Motor nerve conduction studies at 70 dpi. (A) Amplitude of M and H waves recorded in the plantar muscles. The H wave was significantly reduced in MSC,WJ 7 + 14 days post-lesion (dpl) vs. vehicle (VHC). (B) Spinal reflex H/M ratio of plantar muscle showed a significant decrease in MSC,WJ 7 + 14 dpl group vs. VHC. (* p < 0.05). n = 5 per group.

Figure 5

MSC,WJ localization after intrathecal administration at 9 days post-lesion (dpl) and 2 days post-injection (dpi). Representative images of rats with transplanted MSC,WJ. Cells were injected intrathecally (L3–L4). After 2 days, staining for Mito was observed inside the lesion site. (A) Representative microphotography of transversal section showing injured spinal cord at 9 dpl after 2 dpi intrathecal injection of MSC,WJ. (B) Magnification of injured spinal cord (from white box on A) showing GFAP staining in green, Mito staining in red and 4′,6-diamidino-2-phenylindole (DAPI) staining in blue. MSC,WJ can be identified into the lesion site. (C) Confocal microphotography shows localization of engrafted cells at lesion site. Bar scale: 100 µm. n = 3.

Figure 6

MSC,WJ localization after intrathecal administration at 21 or 70 days post-lesion (dpl), 14 days post-injection (dpi) or 63/56 + 63 dpi).
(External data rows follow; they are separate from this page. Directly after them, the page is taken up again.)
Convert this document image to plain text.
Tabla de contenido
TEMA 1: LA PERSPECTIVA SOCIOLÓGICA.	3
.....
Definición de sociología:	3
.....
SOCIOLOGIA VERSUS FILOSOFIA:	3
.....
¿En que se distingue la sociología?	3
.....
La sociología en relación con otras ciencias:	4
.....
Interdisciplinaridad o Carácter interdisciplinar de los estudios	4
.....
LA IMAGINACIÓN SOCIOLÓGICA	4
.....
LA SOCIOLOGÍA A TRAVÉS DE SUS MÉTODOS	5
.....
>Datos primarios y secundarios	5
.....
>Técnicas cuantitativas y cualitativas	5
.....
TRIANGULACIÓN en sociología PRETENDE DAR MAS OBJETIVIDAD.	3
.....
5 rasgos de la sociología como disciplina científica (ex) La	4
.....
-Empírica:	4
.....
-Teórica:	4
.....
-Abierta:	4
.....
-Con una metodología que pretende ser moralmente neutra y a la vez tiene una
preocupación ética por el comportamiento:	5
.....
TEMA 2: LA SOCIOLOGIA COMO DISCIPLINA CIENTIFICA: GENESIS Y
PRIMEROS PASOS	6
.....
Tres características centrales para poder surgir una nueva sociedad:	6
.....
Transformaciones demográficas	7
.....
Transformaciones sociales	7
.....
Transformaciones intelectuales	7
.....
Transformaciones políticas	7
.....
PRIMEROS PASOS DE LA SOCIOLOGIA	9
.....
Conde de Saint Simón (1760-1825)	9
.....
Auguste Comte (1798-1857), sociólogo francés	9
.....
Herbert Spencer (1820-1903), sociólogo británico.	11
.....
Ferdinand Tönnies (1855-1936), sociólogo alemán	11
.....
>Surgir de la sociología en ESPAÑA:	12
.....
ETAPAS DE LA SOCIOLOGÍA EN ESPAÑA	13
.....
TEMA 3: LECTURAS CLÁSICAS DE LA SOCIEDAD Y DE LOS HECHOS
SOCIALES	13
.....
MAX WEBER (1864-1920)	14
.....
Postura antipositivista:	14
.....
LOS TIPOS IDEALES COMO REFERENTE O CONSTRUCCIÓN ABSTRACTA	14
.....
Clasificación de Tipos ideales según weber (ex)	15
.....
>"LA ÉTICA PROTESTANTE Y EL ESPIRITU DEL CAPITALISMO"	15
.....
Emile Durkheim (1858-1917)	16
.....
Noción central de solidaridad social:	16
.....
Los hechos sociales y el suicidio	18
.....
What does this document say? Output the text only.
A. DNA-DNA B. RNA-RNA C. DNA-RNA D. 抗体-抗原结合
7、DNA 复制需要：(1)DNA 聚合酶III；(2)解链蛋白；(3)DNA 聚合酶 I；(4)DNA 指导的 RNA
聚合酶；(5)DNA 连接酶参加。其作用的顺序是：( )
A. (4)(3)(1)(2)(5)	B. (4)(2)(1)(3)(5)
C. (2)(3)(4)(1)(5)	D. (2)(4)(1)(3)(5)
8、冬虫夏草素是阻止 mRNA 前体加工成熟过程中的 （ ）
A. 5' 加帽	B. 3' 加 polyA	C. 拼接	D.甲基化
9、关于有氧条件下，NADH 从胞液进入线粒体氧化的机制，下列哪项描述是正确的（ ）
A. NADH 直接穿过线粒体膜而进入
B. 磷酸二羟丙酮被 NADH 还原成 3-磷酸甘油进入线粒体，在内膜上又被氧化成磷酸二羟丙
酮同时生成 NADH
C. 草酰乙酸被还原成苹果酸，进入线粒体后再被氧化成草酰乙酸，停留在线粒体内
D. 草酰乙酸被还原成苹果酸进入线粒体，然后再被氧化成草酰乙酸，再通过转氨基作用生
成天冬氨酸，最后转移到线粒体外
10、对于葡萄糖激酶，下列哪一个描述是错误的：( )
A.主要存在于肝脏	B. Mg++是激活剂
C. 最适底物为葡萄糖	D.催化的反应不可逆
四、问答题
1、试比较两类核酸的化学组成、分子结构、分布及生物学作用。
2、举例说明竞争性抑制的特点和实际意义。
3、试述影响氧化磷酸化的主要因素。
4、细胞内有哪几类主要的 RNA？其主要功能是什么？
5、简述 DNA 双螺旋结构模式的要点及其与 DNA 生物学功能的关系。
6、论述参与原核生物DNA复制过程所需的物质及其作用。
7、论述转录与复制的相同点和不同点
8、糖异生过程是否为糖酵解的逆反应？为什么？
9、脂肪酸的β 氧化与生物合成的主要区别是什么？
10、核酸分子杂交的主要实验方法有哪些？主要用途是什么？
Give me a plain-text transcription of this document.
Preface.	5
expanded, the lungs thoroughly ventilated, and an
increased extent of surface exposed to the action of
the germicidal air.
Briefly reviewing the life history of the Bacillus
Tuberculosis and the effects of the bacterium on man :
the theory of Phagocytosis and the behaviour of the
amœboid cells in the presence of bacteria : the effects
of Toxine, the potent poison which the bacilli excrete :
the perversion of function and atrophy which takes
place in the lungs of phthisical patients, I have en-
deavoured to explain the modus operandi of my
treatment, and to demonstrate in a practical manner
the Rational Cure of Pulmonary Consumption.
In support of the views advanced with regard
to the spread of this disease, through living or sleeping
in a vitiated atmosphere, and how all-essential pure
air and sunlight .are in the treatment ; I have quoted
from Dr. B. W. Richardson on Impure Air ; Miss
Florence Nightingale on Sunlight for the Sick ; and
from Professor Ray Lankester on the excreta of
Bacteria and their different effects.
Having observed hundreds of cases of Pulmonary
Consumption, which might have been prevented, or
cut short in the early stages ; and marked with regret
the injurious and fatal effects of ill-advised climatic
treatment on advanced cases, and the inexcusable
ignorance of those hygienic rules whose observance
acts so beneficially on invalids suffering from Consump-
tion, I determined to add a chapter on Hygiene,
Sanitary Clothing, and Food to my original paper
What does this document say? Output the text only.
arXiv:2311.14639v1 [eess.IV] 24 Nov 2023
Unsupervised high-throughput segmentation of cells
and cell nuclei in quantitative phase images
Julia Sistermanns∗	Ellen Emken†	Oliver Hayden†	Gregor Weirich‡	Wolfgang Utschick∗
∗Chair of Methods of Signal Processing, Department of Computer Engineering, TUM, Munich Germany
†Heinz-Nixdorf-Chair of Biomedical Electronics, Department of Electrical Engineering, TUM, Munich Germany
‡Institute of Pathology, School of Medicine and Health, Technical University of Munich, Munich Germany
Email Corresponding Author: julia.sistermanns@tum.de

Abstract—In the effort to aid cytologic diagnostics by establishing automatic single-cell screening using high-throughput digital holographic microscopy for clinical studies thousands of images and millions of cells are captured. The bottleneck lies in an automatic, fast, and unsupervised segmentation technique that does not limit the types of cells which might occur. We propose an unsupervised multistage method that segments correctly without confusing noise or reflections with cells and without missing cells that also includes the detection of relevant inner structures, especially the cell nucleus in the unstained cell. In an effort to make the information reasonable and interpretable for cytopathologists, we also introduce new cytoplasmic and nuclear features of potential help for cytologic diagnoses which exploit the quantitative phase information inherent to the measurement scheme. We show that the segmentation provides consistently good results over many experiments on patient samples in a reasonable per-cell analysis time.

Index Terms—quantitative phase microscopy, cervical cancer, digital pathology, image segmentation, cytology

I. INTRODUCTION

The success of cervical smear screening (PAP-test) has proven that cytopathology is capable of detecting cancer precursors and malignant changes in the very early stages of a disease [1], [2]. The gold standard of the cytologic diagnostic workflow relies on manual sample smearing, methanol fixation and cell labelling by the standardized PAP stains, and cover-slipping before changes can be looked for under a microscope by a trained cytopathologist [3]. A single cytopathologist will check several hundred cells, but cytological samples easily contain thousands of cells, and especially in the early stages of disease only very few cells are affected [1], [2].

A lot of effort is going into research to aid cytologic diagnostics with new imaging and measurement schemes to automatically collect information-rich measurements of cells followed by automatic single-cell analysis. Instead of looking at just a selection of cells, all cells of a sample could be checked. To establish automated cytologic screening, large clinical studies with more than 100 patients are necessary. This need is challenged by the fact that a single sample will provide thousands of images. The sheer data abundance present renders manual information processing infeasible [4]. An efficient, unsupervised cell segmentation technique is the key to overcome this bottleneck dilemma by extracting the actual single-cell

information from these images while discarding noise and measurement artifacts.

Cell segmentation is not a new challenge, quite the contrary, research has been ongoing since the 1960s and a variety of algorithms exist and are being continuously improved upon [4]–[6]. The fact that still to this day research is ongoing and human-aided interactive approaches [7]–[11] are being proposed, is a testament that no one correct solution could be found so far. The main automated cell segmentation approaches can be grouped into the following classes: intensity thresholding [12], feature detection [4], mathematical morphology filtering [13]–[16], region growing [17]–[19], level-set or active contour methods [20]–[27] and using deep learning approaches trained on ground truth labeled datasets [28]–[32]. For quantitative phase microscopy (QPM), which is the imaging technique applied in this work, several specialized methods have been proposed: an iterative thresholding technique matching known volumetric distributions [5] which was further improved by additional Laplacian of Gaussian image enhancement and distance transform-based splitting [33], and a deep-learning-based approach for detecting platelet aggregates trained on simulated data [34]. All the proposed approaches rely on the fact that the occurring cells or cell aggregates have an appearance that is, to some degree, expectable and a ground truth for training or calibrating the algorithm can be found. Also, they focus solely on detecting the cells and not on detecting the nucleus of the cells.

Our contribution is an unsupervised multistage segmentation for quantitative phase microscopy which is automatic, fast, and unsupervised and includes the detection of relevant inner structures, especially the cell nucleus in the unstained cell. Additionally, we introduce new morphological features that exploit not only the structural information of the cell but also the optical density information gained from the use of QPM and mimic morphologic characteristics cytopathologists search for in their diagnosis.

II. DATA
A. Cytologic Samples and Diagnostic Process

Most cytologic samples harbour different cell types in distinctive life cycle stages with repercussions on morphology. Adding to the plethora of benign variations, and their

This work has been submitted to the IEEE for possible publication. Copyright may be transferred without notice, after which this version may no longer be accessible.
Representative images of each group with transplanted MSC,WJ. No staining for SC101 was observed around or inside the lesion. GFAP staining in red, SC101 in green and DAPI in blue. Bar scale: 100 µm. n = 3.

Figure 7

Histological studies. (A) Representative longitudinal images from each experimental condition. From left to right: Glial fibrillary acidic protein (GFAP) staining in red (marked astrocytic reactivity around the lesion), Iba1 staining in red (immune cell recruited around the injury), and RT-97 staining in green (axonal pathways within the injured spinal cord). Bar scale: 100 µm. (B) Scheme of measured areas in B. Quantification of estimated % volume of spared tissue. Significant increase of spared tissue was observed in MSC,WJ 7 + 14 dpl group vs. vehicle (VHC); * p < 0.05. (C) Scheme of measured areas in C. Measurements of immunolabeled density of microglia (Iba1), astroglial reactivity (GFAP) and axonal reactivity rostral, caudal and lesion site (epicenter) at 70 days post-lesion (dpl) did not reveal changes induced by MSC,WJ administration cells. Scale bar: 100 μm. n = 5 in each condition.